Fawwaz Alshammari, president of the MSA and electrical engineering technology senior, said he was contacted by a student who was mad after Eisenstein spoke about the prophet Muhammad and Islam during a class lecture.
Alshammari said he and the MSA joined the protests after they saw the comments made by Eisenstein on Facebook and said he believes Eisenstein should be fired over his remarks. He said that students came to the protest and told him Eisenstein has not only insulted Muslims, but Hispanics, blacks and other minorities as well.

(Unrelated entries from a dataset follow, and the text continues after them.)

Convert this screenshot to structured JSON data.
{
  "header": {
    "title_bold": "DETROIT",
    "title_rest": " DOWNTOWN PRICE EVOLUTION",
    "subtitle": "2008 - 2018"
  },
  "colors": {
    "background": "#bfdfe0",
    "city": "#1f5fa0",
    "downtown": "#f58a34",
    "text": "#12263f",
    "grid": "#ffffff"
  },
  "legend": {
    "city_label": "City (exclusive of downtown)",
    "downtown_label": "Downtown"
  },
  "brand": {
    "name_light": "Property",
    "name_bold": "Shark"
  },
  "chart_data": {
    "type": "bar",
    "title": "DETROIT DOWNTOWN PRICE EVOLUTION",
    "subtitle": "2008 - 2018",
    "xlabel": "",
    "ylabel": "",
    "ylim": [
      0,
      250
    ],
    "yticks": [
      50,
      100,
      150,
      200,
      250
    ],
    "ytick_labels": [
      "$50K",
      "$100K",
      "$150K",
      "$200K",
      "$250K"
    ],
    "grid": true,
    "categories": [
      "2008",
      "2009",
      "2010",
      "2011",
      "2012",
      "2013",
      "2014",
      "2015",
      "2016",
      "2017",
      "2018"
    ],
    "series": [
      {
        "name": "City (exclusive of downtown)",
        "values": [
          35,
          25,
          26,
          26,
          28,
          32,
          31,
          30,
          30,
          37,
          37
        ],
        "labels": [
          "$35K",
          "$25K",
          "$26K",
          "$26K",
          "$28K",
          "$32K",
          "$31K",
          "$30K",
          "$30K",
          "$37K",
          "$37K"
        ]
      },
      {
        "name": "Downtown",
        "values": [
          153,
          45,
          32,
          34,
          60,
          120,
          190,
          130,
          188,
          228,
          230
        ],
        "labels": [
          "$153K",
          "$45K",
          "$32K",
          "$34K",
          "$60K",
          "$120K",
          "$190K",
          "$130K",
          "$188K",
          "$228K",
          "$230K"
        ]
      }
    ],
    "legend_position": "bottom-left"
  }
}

Alshammari responded to the comments Eisenstein posted on Facebook, where he said; "The Muslim Student Association is anti-Jewish and anti-Semitic organization" and "Islam and Arabs are out to embrace and love the Jews. What a Joke. They only want to kill me."
"It's a nonsense comment. There are a lot of Jews living in the Muslim world and we have no problem with other religions. We live peacefully with them," Alshammari said.
Sociology Professor Alan Spector attended the protest on Nov. 10 and gave his opinion of Eisenstein's comments.
"Professors have a right to their own opinion, but the question is whether or not it creates a situation in the classroom where students feel like they're not going to be judged fairly or graded fairly," Spector said.
Tabor, who described Eisenstein's comments as "hateful," said, "The university has policies on student academic honesty, yet it appears that faculty members are not held to the same standards. Clearly, Eisenstein believes his university protected "bully pulpit" gives him the freedom to promote his bigotry."
Protesters said they plan to continue demonstrations until either Eisenstein resigns or action of some form is taken by Purdue officials. Protesters are calling for the resignation of Eisenstein, as they claim an apology will not be enough.
Issa and Tabor have contacted student groups from other universities, as well as civil rights leader, the Rev. Jesse Jackson of the Rainbow Push Coalition. At the time of publication, they were still waiting for a response from Jackson.
*Asst. News Editor Dante Vidal Silguero contributed to this story.